Determination of the presence and amount of an analyte in a biological
sample can be determined by a competitive diagnostic assay. Small molecule,
lo competitive diagnostic assays usually require a labeled component that can
compete with the analyte for available antibody sites. The labeled
component is typically referred to as a tracer. Examples of the labeled
component include radioactive tracers, fluorescent tracers, chemiluminescent
tracers, and enzyme tracers. Typically, the labeled component consists of the
analyte or an analogue of the analyte coupled to a label.

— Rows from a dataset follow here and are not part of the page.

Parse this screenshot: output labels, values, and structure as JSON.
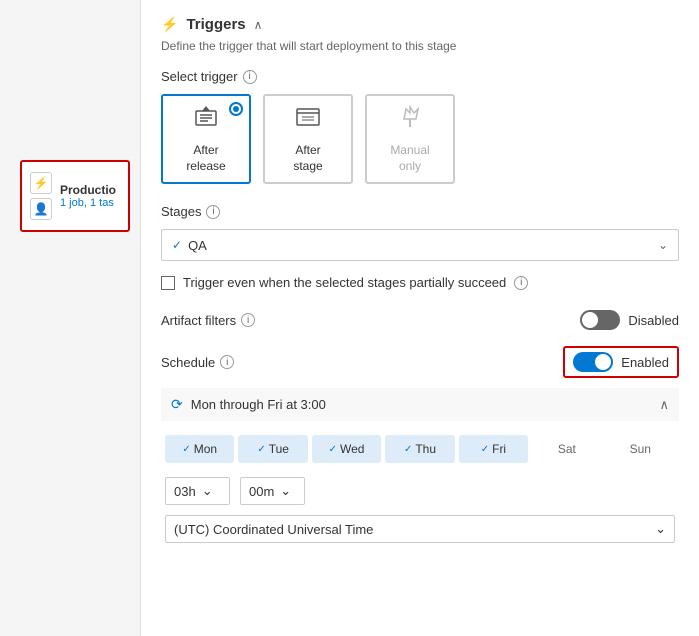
{
  "sidebar": {
    "stage_title": "Productio",
    "stage_subtitle": "1 job, 1 tas"
  },
  "panel": {
    "header_icon": "⚡",
    "title": "Triggers",
    "subtitle": "Define the trigger that will start deployment to this stage",
    "select_trigger_label": "Select trigger",
    "trigger_options": [
      {
        "id": "after-release",
        "label": "After\nrelease",
        "selected": true,
        "disabled": false,
        "icon": "📥"
      },
      {
        "id": "after-stage",
        "label": "After\nstage",
        "selected": false,
        "disabled": false,
        "icon": "☰"
      },
      {
        "id": "manual-only",
        "label": "Manual\nonly",
        "selected": false,
        "disabled": true,
        "icon": "⚡"
      }
    ],
    "stages_label": "Stages",
    "stages_value": "QA",
    "checkbox_label": "Trigger even when the selected stages partially succeed",
    "artifact_filters_label": "Artifact filters",
    "artifact_filters_toggle": "Disabled",
    "artifact_filters_enabled": false,
    "schedule_label": "Schedule",
    "schedule_toggle": "Enabled",
    "schedule_enabled": true,
    "schedule_summary": "Mon through Fri at 3:00",
    "days": [
      {
        "label": "Mon",
        "active": true
      },
      {
        "label": "Tue",
        "active": true
      },
      {
        "label": "Wed",
        "active": true
      },
      {
        "label": "Thu",
        "active": true
      },
      {
        "label": "Fri",
        "active": true
      },
      {
        "label": "Sat",
        "active": false
      },
      {
        "label": "Sun",
        "active": false
      }
    ],
    "hour_value": "03h",
    "minute_value": "00m",
    "timezone_value": "(UTC) Coordinated Universal Time"
  }
}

The probability that a particular reagent comprising a specific binding
member for a given analyte and a labeled component will be useful in a
sensitive
assay for the given analyte can be assessed by knowledge of the dose
response curve. The dose response curve for an immunoassay is a plot of
the ratio of the response in the presence of the subject analyte to the
response in
the absence of the subject analyte as a function of the concentration of the
subject analyte. The dose response curve for a given immunoassay is unique
for each reagent comprising a specific binding member for a given analyte and
a tracer and is modulated by the competition between the tracer and the
analyte
for sites on the specific binding member for the analyte.
Prior to carrying out an immunoassay for the subject antigens, the
method described herein utilizes a processing technique to prepare biological
samples for use in a commercially available automated immunoassay
analyzer. Such a processing technique can be carried out with a KingFisherTM
mL magnetic particle processor or a KingFisherTM magnetic particle processor,
both of which are commercially available from Thermo Fisher Scientific, Inc.,
Waltham, MA.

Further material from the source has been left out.